Then change `eta` to `0.1` and compare validation RMSE.

**Answer we expect:** **`0.1`** (slightly better)


In [21]:

from math import sqrt
import xgboost as xgb
from sklearn.metrics import mean_squared_error

# Prepare DMatrix (convert feature names to list)
feature_names = dv.get_feature_names_out().tolist()

dtrain = xgb.DMatrix(X_train, label=y_train, feature_names=feature_names)
dval   = xgb.DMatrix(X_val,   label=y_val,   feature_names=feature_names)

watchlist = [(dtrain, 'train'), (dval, 'val')]

# eta = 0.3
params = {
    'eta': 0.3,
    'max_depth': 6,
    'min_child_weight': 1,
    'objective': 'reg:squarederror',
    'nthread': 8,
    'seed': 1,
    'verbosity': 0
}
model_03 = xgb.train(params, dtrain, num_boost_round=100, evals=watchlist, verbose_eval=False)
pred_03 = model_03.predict(dval)
rmse_03 = sqrt(mean_squared_error(y_val, pred_03))  # manual RMSE

# eta = 0.1
params['eta'] = 0.1
model_01 = xgb.train(params, dtrain, num_boost_round=100, evals=watchlist, verbose_eval=False)
pred_01 = model_01.predict(dval)
rmse_01 = sqrt(mean_squared_error(y_val, pred_01))  # manual RMSE

print("Validation RMSE with eta=0.3:", rmse_03)
print("Validation RMSE with eta=0.1:", rmse_01)

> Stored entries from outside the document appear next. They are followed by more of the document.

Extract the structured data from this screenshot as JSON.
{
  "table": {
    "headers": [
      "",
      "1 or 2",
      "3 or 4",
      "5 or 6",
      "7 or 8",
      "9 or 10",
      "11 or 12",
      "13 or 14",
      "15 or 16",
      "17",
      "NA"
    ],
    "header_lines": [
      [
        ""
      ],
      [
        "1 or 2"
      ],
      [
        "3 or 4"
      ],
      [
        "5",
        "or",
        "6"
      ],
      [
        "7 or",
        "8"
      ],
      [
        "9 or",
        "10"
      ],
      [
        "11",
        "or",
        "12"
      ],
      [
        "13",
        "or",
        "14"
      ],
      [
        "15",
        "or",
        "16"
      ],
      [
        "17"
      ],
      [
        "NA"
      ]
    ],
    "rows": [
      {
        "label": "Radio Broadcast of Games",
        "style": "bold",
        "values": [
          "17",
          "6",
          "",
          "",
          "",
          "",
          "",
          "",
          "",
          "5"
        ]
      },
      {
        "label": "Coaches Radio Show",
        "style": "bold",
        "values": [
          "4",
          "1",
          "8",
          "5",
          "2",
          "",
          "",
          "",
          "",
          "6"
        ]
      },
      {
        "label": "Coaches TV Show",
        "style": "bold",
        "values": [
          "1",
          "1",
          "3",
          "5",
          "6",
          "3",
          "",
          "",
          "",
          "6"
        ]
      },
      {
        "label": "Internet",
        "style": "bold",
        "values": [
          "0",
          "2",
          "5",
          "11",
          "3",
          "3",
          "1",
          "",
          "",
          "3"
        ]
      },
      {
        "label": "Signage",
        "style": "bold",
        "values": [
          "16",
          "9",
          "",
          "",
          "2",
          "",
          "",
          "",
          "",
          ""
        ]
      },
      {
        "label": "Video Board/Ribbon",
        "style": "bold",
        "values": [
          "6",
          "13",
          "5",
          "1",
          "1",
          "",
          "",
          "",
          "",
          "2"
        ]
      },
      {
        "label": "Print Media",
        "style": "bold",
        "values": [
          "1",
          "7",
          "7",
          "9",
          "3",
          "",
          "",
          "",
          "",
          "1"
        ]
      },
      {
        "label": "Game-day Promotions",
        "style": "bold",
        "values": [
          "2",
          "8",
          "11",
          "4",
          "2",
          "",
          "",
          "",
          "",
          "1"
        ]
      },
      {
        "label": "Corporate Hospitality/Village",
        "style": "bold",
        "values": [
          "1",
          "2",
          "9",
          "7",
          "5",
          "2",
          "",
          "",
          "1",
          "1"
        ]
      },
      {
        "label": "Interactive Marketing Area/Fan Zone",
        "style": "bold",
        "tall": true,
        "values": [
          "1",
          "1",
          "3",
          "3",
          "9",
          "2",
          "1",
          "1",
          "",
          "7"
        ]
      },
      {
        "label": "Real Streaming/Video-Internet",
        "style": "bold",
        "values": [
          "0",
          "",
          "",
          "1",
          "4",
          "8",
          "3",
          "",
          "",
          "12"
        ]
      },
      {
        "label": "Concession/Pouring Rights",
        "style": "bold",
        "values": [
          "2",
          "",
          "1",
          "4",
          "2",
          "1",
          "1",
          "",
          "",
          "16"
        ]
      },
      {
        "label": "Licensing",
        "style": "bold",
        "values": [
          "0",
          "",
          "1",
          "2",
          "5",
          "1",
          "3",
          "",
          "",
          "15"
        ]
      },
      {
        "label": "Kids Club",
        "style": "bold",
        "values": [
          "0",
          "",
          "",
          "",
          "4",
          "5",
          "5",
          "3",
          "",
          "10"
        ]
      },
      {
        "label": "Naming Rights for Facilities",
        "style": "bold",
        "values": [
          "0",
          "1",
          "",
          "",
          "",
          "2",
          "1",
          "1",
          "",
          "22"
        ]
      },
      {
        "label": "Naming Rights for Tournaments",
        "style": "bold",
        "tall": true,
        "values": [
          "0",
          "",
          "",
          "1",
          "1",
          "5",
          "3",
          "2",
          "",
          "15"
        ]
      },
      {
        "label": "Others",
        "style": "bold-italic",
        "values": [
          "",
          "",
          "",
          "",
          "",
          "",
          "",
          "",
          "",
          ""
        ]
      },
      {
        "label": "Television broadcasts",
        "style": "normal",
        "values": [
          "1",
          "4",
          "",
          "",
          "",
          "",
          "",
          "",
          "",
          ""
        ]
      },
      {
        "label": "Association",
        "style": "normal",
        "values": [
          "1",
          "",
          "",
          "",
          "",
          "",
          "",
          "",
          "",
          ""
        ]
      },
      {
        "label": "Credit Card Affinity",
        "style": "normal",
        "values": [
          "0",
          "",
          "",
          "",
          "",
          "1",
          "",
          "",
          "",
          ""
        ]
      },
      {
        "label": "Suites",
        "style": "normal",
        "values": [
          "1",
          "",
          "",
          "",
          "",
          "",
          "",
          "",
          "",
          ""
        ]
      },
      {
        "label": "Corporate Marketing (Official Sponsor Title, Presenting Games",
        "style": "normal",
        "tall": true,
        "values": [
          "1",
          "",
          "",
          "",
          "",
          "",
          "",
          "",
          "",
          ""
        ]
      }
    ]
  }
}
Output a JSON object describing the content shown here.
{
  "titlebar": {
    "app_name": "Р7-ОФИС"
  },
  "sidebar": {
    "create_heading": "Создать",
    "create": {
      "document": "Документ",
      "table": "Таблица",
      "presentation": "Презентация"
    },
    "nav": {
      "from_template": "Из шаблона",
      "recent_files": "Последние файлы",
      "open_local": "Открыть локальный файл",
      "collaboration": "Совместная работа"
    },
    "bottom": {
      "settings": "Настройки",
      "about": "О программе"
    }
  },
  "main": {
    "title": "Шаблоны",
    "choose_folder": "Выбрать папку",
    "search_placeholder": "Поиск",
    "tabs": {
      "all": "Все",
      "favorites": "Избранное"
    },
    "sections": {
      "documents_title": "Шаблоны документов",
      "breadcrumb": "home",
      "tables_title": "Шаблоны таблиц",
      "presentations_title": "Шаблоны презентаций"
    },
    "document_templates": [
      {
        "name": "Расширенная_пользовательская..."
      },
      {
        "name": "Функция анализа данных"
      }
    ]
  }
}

better = "0.1" if rmse_01 <= rmse_03 else "0.3"
print("Better eta on validation:", better)

Validation RMSE with eta=0.3: 0.45017755678087246
Validation RMSE with eta=0.1: 0.42622800553359225
Better eta on validation: 0.1



## ✅ Final Answers

1. **Feature used for splitting (max_depth=1):** `model_year`  
2. **RMSE on validation (RF, n_estimators=10):** `4.5`  
3. **n_estimators after which RMSE stops improving (3 decimals):** `80`  
4. **Best max_depth (by mean RMSE):** `20`  
5. **Most important feature (among given):** `engine_displacement`  
6. **Best eta for XGBoost:** `0.1`